Our last stop was beautiful Manarola. More than likely, when you see pictures of Cinque Terre, it's this town that you see - but they're all beautiful no matter what! Arriving in Manarola, we climbed to the top of the village through some of the homes, where Sarah shared a bit more about the towns. Apparently, when the homes were built, you had to pick one of eight colors to paint your home and then that was it - you couldn't change the color. That's why it's as beautiful as it is. And back in the day, a fisherman's boat color matched the color of his home. This way, wives could look out on the water and more easily find their husband, and vice versa. And when a husband would see smoke coming from his chimney, he knew it was time to head in because dinner was almost ready.
Beautiful Manarola

The homes were originally built as towers with an entrance in the front and back. This way, if pirates came to town, you could escape out the other door and not run into the pirates. These tower homes have now been split into smaller properties and condos. Want to buy one of these beauties? Don't we all. Minimum price for a property in the Cinque Terre - 1 million euro. Start saving your pennies!

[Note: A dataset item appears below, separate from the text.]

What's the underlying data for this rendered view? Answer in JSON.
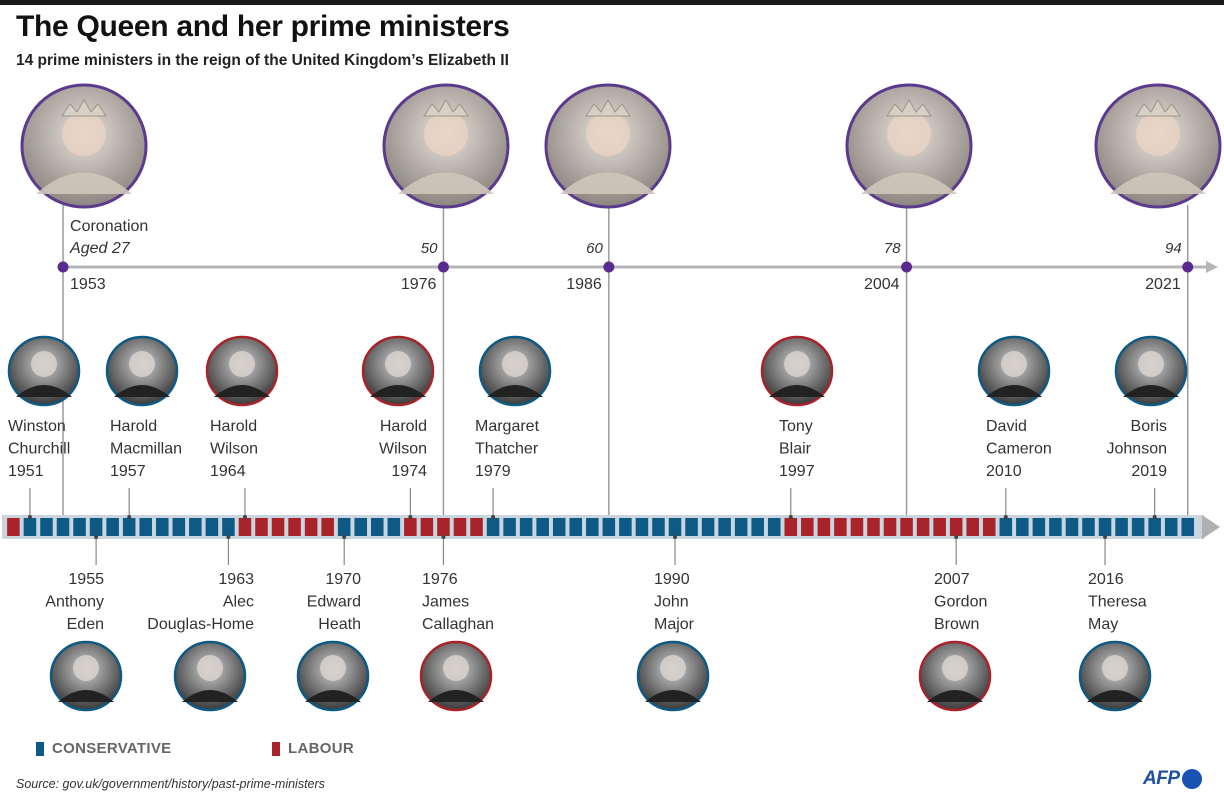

After our lesson on the homes of Manarola, we again had some free time. We walked what's called the Path of Love, which leads outside the city of Manarola into Riomaggiore. Currently, you cannot walk the entire distance between the two cities on this path, but you can get just outside for gorgeous views of the town. The wind had really picked up by this point, so we snapped a quick photo and headed back to town where we enjoyed some glasses of Cinque Terre wine before heading to the train and catching our bus back to Florence.


During our tour, we discovered our guide, Sarah, lived in the neighborhood we stayed in, Santa Croce, so we asked her for some local recommendations on where to stop for a quick bite to eat on the way home. Her suggestion was a place called Il Vivandiere, which serves great small plates. Unfortunately, we had a terrible time trying to find it (imagine that one). We were so tired that we just found a pizza place near the house and called it a night!

We couldn't have imagined a better way to end our time in Italy. If you go, I highly recommend adding this tour to your list and hope you get to enjoy our guide Sarah as much as we did!